Make sure your frames are well-wrapped to transport to a new home. Obviously, you will want to protect the front of the frame so it will look beautiful in your new home. In addition, the hangers on the back of frames can scratch whatever they come in contact with if they aren’t covered. If you can put them in boxes, that is ideal, Otherwise bubble wrap will work well as long as you remember not to lean anything against it.


Use a feather duster or a very soft, clean cloth to keep your frames free of dust. Avoid any cleaning products and abrasive towels that may scratch the frame. If something splatters onto a frame, remove it immediately with a soft, barely damp rag. Try not to handle gilded frames unless you are wearing gloves as oil in the skin can leave spots that may discolor with time.


Fabric wrapped liners may be difficult to feather dust. You may actually push the dust into the grain of some fabrics. Instead, try a vacuum with a soft brush attachment or compressed air like you may use to clean a keyboard.


If you have a matted piece that is not yet framed, avoid touching it unless you are wearing gloves. Oil in the skin can leave spots that are difficult to remove. If a spot does appear, try to blot it with a dry cleaning pad.

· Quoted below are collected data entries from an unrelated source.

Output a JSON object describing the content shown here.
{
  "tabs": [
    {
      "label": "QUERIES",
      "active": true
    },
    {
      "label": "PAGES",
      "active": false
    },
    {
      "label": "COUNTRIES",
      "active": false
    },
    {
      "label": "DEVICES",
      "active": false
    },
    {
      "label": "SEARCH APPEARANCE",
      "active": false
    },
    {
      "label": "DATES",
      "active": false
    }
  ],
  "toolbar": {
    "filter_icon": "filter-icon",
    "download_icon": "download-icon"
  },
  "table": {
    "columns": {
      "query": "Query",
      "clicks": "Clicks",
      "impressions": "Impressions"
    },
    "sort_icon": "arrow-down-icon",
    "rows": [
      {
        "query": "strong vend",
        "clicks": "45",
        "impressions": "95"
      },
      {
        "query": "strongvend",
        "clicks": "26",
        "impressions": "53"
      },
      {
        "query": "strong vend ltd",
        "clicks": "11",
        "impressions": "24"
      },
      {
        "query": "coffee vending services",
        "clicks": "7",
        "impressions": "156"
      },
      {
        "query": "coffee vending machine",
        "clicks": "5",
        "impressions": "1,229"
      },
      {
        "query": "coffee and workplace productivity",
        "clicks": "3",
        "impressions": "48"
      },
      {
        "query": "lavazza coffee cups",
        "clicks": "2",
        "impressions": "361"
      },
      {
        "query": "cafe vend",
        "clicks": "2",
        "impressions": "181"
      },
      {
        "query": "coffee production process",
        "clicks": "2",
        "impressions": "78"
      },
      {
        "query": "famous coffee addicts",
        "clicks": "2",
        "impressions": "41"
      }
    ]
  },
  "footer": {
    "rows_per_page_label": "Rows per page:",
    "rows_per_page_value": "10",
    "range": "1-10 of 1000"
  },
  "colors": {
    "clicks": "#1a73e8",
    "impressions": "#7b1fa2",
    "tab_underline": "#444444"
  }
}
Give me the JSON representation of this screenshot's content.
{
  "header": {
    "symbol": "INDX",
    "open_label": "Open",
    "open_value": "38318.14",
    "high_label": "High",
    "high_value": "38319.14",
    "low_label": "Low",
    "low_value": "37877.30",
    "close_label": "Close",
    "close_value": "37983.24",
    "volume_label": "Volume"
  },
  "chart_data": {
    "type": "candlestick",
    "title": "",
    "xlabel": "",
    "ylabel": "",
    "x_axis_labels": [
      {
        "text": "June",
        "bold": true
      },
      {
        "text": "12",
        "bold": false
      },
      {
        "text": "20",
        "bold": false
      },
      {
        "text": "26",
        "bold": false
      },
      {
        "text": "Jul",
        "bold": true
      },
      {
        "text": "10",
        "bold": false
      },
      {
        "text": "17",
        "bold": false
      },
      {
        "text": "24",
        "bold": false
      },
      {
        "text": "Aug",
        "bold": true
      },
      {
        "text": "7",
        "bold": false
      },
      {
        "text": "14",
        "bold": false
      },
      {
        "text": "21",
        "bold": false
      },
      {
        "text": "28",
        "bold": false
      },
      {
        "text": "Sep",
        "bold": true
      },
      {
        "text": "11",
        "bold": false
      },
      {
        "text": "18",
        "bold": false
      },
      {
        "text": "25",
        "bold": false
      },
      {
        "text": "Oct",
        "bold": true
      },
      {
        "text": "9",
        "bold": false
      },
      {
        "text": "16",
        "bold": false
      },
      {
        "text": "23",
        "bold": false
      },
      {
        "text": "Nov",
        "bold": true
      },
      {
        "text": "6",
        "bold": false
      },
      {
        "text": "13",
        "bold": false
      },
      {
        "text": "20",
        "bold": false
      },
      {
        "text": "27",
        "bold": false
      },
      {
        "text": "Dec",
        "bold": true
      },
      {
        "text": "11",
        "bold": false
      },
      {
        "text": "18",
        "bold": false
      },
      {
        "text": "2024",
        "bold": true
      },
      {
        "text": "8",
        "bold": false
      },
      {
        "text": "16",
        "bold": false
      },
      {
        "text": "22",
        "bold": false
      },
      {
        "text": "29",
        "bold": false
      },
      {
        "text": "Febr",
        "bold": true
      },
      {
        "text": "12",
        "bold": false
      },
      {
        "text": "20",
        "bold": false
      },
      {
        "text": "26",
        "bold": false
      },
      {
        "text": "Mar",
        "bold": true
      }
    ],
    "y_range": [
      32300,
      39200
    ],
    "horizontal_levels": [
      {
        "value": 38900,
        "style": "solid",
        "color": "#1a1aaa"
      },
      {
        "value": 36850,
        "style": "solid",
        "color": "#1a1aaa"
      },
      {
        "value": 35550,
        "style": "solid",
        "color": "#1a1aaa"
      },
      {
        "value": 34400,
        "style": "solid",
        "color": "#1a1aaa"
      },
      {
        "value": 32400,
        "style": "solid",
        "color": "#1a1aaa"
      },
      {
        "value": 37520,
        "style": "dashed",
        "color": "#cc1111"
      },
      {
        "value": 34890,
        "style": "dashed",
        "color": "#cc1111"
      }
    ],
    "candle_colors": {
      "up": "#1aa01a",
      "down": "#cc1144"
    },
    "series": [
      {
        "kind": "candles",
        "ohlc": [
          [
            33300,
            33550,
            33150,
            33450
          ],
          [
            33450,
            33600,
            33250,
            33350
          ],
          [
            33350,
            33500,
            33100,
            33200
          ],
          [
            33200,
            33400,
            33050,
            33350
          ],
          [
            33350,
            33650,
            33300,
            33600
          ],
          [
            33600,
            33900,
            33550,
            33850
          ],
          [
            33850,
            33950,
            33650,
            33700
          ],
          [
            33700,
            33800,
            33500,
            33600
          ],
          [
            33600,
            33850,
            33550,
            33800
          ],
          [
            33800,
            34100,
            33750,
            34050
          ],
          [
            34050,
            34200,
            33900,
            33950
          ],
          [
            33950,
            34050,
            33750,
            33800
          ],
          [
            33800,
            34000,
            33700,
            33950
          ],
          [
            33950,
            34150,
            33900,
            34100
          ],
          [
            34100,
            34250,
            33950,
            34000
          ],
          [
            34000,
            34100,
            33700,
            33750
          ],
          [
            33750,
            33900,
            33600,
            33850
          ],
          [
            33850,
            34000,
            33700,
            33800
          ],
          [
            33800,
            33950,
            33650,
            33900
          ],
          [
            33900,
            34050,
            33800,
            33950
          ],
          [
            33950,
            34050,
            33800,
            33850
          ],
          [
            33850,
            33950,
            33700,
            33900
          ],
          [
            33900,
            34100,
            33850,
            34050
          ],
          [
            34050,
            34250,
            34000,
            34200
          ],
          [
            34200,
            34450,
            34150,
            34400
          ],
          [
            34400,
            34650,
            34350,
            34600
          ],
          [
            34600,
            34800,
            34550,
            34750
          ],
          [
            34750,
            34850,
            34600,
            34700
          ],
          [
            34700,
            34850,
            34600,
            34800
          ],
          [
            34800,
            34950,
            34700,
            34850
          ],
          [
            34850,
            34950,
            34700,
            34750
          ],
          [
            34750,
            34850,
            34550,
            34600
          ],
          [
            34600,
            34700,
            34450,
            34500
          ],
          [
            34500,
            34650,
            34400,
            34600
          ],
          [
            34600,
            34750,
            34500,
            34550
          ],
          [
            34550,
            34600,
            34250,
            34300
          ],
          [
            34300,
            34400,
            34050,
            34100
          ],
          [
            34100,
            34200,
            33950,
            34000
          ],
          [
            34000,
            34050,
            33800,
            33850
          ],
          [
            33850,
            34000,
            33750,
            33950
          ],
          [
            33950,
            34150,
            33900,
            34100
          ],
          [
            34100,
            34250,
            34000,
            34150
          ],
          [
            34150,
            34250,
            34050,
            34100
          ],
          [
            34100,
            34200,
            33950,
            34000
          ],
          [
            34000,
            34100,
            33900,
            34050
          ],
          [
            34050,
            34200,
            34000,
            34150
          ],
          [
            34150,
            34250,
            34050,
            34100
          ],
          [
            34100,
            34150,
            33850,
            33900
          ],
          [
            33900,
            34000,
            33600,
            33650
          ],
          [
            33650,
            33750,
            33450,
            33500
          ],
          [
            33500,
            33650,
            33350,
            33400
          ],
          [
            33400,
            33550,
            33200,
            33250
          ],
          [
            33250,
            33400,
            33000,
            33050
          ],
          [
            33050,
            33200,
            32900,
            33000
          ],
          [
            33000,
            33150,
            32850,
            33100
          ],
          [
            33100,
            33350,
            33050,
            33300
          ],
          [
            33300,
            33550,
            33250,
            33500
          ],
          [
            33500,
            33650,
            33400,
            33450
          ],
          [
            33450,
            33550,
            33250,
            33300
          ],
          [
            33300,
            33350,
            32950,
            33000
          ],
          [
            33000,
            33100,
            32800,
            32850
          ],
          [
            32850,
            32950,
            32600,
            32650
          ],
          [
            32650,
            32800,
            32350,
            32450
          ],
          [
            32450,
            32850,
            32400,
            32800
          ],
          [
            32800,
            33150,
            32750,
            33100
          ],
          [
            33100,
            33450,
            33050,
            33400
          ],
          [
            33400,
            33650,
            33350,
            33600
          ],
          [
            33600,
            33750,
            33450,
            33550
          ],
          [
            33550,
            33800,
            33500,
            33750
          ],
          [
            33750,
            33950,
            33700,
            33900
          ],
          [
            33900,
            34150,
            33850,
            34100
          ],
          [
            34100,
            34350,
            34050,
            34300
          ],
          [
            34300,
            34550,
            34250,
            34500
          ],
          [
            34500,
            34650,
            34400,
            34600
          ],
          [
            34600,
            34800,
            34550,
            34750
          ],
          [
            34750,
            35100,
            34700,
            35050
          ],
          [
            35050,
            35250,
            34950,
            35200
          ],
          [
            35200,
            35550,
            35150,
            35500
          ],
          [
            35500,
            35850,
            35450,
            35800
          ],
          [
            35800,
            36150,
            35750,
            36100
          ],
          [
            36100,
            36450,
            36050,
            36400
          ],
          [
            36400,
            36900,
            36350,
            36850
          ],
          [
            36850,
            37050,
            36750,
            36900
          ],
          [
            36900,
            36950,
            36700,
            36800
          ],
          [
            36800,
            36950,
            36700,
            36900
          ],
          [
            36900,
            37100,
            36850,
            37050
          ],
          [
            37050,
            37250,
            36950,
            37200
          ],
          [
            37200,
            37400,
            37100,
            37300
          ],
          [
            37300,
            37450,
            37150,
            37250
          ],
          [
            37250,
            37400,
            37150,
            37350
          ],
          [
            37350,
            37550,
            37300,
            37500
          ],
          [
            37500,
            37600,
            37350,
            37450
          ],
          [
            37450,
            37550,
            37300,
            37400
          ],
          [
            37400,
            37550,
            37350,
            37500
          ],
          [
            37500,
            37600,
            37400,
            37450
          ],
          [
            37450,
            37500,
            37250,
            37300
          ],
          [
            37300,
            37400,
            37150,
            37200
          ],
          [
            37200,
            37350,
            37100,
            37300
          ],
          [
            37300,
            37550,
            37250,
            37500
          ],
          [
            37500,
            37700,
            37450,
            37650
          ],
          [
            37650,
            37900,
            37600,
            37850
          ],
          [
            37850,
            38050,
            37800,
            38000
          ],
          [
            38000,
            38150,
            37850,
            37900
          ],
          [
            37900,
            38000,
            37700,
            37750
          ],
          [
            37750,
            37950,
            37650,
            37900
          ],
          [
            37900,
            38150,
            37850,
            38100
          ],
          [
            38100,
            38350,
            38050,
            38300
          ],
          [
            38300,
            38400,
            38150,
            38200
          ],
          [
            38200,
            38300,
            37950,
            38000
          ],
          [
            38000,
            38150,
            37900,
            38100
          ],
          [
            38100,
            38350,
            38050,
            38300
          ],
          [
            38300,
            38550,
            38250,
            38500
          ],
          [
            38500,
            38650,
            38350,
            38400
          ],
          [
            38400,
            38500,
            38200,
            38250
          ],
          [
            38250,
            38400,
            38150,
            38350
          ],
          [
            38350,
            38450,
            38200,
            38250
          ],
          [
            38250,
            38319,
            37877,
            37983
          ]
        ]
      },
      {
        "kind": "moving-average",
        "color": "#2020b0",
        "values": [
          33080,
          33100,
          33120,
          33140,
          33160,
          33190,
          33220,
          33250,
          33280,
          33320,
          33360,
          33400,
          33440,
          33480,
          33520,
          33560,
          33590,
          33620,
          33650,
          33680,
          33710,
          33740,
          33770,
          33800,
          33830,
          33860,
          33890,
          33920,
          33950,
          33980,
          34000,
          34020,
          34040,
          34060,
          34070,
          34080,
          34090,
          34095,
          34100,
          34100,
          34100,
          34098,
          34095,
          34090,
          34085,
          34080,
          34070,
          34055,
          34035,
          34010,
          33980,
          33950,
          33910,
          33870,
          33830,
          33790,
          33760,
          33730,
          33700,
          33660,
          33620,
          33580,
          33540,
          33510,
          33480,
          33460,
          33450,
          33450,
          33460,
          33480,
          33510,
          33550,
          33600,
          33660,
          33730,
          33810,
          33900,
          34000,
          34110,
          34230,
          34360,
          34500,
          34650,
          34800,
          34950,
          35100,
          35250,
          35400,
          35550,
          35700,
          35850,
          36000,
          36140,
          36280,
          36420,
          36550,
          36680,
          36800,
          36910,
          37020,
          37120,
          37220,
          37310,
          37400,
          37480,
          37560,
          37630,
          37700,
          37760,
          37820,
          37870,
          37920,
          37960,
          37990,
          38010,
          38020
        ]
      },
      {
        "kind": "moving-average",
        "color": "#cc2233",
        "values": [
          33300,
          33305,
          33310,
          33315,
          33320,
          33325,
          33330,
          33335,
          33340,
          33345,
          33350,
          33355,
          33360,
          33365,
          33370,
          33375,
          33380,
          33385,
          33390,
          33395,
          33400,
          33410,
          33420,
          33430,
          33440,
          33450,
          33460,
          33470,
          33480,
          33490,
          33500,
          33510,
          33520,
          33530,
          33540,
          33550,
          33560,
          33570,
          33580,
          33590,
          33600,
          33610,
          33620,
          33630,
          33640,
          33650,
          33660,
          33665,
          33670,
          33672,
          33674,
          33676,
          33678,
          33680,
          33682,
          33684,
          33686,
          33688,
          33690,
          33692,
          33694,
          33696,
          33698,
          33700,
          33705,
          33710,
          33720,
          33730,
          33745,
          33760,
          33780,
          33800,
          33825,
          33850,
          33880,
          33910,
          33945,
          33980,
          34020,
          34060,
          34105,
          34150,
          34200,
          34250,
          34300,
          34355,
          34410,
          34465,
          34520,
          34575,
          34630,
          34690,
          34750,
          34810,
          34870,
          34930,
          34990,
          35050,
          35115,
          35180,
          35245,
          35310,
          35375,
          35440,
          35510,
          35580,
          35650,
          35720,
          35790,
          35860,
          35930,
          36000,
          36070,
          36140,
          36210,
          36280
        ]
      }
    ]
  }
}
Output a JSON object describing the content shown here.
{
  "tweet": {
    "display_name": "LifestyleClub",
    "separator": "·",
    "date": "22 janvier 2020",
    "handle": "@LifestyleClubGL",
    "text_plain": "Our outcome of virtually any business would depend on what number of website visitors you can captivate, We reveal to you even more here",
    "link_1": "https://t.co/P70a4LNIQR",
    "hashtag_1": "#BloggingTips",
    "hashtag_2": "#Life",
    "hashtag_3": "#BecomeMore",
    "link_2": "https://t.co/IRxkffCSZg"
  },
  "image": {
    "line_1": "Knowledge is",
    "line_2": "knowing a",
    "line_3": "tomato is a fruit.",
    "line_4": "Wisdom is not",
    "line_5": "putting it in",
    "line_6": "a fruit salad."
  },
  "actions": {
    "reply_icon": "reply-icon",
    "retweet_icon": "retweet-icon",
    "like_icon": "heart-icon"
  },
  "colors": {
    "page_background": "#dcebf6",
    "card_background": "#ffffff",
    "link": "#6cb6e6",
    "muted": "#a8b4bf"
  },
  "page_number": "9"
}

Once a mat is placed behind glass or acrylic, it is still susceptible to other forms of damage. Ultra-violet light rays can accelerate the fading of many mats. Use conservation grade glass or acrylic to protect the art and mat as much as possible. Excessive moisture and temperature changes can cause water stains, mold and buckling. Inspect your framed art regularly to avoid irreparable damage.


The way you care for the glass covering your framed art may depend on what type of glazing was used. The piece shown here has three types of glass on it, showing you the differences in reflectivity. What you can't see is the difference in UV filtering to protect the art. The "Museum Glass" shown in the middle looks nearly invisible and protects the art, too.

Your framer can provide specific directions for appropriate cleaner or cloths. In general, simply leave the framed piece alone with the exception of periodic cleaning. Feather dusting helps remove dust particles that may land on the glass. You can also use a soft lint-free cloth or newsprint and glass cleaner. Never spray the cleaner on the glass. Instead spray onto the rag and then wipe the glass.

Closely inspect the glass on a regular basis to see if it appears clear on the inside too. Various chemicals in dyes and inks used to make prints and mats can potentially off-gas. This may result in a cloudy residue on the inside of the glass. You can take the piece to your local framer to have it opened up, cleaned and placed pack in the frame.


Acrylic is an alternative you can choose instead of glass. It is much less likely to break and if it does, it won't shatter into hundreds of pieces. The downside can be the ease with which acrylic can be scratched. Avoid cleaning it with abrasive cleaners or abrasive cloths. There are abrasion resistant and UV filtering acrylics available.

The best way to take care for acrylic is:

    feather dusting

    acrylic/plastic cleaner

    soft, non-abrasive cloths

Our best advice is to clean it before it appears to need it. If you have to rub hard to remove particles or smudges, you increase the chance of damaging the finish.